Hoy toca teatro!

Desempolva los títeres, crea un escenario y arriba el telón!

teatro_rejuegaDe dedos, de manos, de varilla, marionetas, sombras chinas… Nos encántan los títeres de todo tipo y todos son bienvenidos en casa; son un recurso entretenido y divertido para pasar la tarde; y hasta se vienen con nosotros al restaurante y en los viajes largos.

Ya desde bebé a Hugo le contábamos historias fantasiosas que siempre quería volver a oir y a re-interpretar… Conforme fue creciendo ya formaba parte él del reparto de personajes y hasta se atrevía a hacer él solito una mini-función en casa. Hoy es él quien me ayuda en los preparativos, colabora en hacer las sombras chinas y en realizar la función para que Bertha disfrute como una enana… Me encanta que a ambos le gusten los títeres y lo relacionado a las artes escénicas.
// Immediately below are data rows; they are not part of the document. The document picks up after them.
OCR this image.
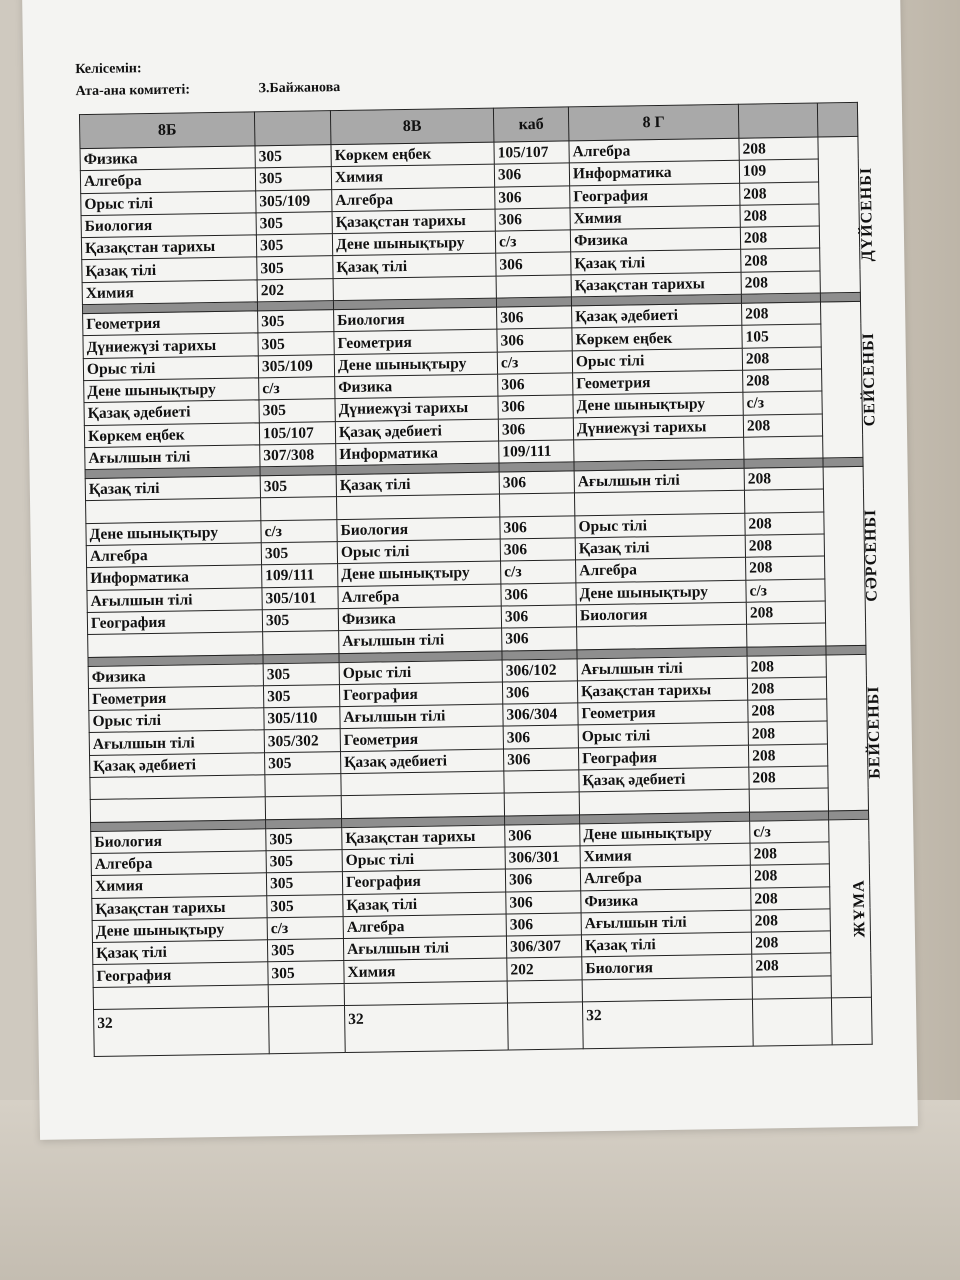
Келісемін:
Ата-ана комитеті:	З.Байжанова
8Б		8В	каб	8 Г		
Физика	305	Көркем еңбек	105/107	Алгебра	208	ДҮЙСЕНБІ
Алгебра	305	Химия	306	Информатика	109	
Орыс тілі	305/109	Алгебра	306	География	208	
Биология	305	Қазақстан тарихы	306	Химия	208	
Қазақстан тарихы	305	Дене шынықтыру	с/з	Физика	208	
Қазақ тілі	305	Қазақ тілі	306	Қазақ тілі	208	
Химия	202			Қазақстан тарихы	208	

Геометрия	305	Биология	306	Қазақ әдебиеті	208	СЕЙСЕНБІ
Дүниежүзі тарихы	305	Геометрия	306	Көркем еңбек	105	
Орыс тілі	305/109	Дене шынықтыру	с/з	Орыс тілі	208	
Дене шынықтыру	с/з	Физика	306	Геометрия	208	
Қазақ әдебиеті	305	Дүниежүзі тарихы	306	Дене шынықтыру	с/з	
Көркем еңбек	105/107	Қазақ әдебиеті	306	Дүниежүзі тарихы	208	
Ағылшын тілі	307/308	Информатика	109/111			

Қазақ тілі	305	Қазақ тілі	306	Ағылшын тілі	208	СӘРСЕНБІ

Дене шынықтыру	с/з	Биология	306	Орыс тілі	208	
Алгебра	305	Орыс тілі	306	Қазақ тілі	208	
Информатика	109/111	Дене шынықтыру	с/з	Алгебра	208	
Ағылшын тілі	305/101	Алгебра	306	Дене шынықтыру	с/з	
География	305	Физика	306	Биология	208	
		Ағылшын тілі	306			

Физика	305	Орыс тілі	306/102	Ағылшын тілі	208	БЕЙСЕНБІ
Геометрия	305	География	306	Қазақстан тарихы	208	
Орыс тілі	305/110	Ағылшын тілі	306/304	Геометрия	208	
Ағылшын тілі	305/302	Геометрия	306	Орыс тілі	208	
Қазақ әдебиеті	305	Қазақ әдебиеті	306	География	208	
				Қазақ әдебиеті	208	

Биология	305	Қазақстан тарихы	306	Дене шынықтыру	с/з	ЖҰМА
Алгебра	305	Орыс тілі	306/301	Химия	208	
Химия	305	География	306	Алгебра	208	
Қазақстан тарихы	305	Қазақ тілі	306	Физика	208	
Дене шынықтыру	с/з	Алгебра	306	Ағылшын тілі	208	
Қазақ тілі	305	Ағылшын тілі	306/307	Қазақ тілі	208	
География	305	Химия	202	Биология	208	

32		32		32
Contemos que disfrazarse es parte de este juego también, eh!. De ahí el post: 10 razones para disfrazarse todo el año que tiene mucho que ver con lo que cuento hoy aquí.

Si es que el teatro a modo de juego para el niño es una experiencia enriquecedora. Ya sea actor o espectador, el niño recoge el acto teatral y lo lleva a su terreno, a su estado de desarrollo y necesidad interna; lo re-interpreta y lo hace propio, lo vive y siente como necesita vivirlo en ese momento. El teatro les divierte pero también explota cualidades que como madre me parecen fundamentales para su desarrollo:

  • Sensibilidad estética. Los disfraces, la escenografía, la voz, la música… todo está impregnada de una estética que poco a poco irá descubriendo o le irá calando en su interior.
  • Reflexión. Como hemos dicho, la historia se la hacen propia y ésto le lleva a analizar lo que sucede y a generar su propia opinión de lo que ve, a pensar en su propia realidad y conocer otras realidades.
  • Capacidad de emocionar. Toda historia genera una sensación y una empatía; una manera de experimentar sentimientos, fundamental para entendernos y entender a los otros.
  • Facilidad de expresión tanto verbal como no verbal. El jugar a “ser otro” permite abrirse a los demás, liberar la timidez aunque sea durante ese tiempo y explorar otros límites; a la vez de la agilidad necesaria para recordar, narrar e improvisar.
  • Atención. La inmersión en la función favorece y ejercita su concentración.

¿Recuerdas la última función que hicisteis o visteis juntos? ¿Recuerdas las caras de tus hijos? Yo sí, y estoy segura que a ti también te emocionó.